Shaping of Magnetic Field Coils in Fusion Reactors using Bayesian Optimisation
This work addresses the engineering challenge of designing cost-effective and stable fusion reactors for sustainable energy production, representing an incremental step in applying AI to fusion reactor optimization.
The authors tackled the high-dimensional multi-output optimization of toroidal field coil shapes in tokamak fusion reactors using a Multi-Output Bayesian Optimization scheme, resulting in a proof-of-concept that identifies Pareto-optimal designs to minimize costs and maximize plasma stability by reducing magnetic ripples.

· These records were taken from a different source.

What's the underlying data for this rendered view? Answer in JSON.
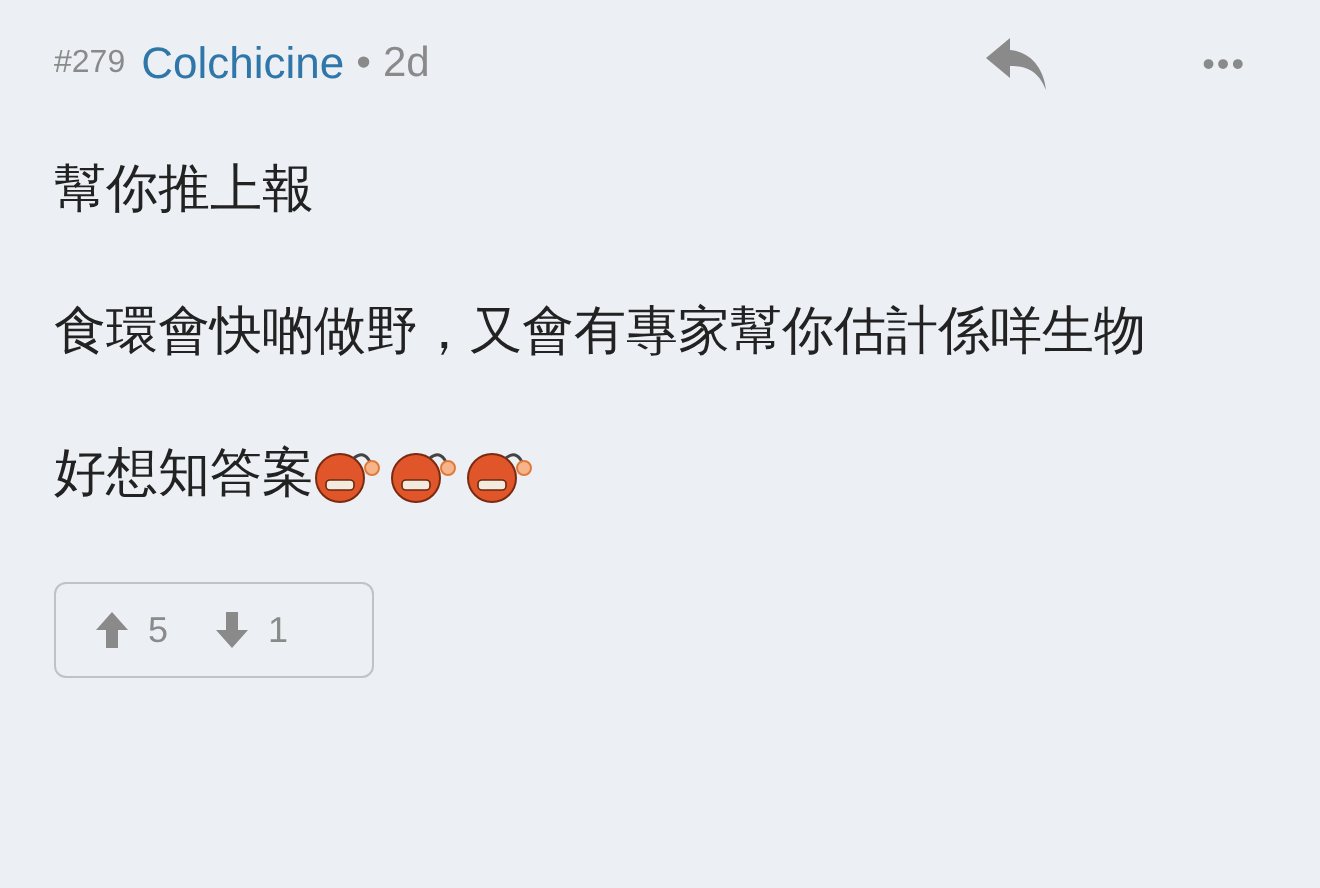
{
  "post": {
    "number": "#279",
    "author": "Colchicine",
    "separator": "•",
    "age": "2d",
    "more": "•••",
    "paragraphs": [
      {
        "kind": "plain",
        "text": "幫你推上報"
      },
      {
        "kind": "plain",
        "text": "食環會快啲做野，又會有專家幫你估計係咩生物"
      },
      {
        "kind": "emoji",
        "text": "好想知答案"
      }
    ],
    "votes": {
      "up": "5",
      "down": "1"
    }
  }
}
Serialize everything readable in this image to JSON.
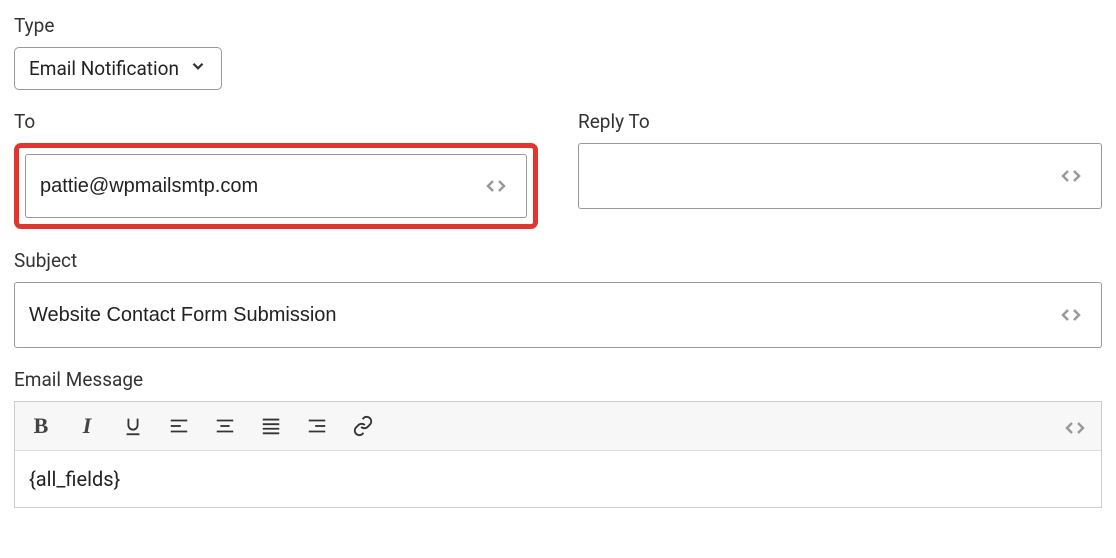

Nuclear fusion using magnetic confinement holds promise as a viable method for sustainable energy. However, most fusion devices have been experimental and as we move towards energy reactors, we are entering into a new paradigm of engineering. Curating a design for a fusion reactor is a high-dimensional multi-output optimisation process. Through this work we demonstrate a proof-of-concept of an AI-driven strategy to help explore the design search space and identify optimum parameters. By utilising a Multi-Output Bayesian Optimisation scheme, our strategy is capable of identifying the Pareto front associated with the optimisation of the toroidal field coil shape of a tokamak. The optimisation helps to identify design parameters that would minimise the costs incurred while maximising the plasma stability by way of minimising magnetic ripples.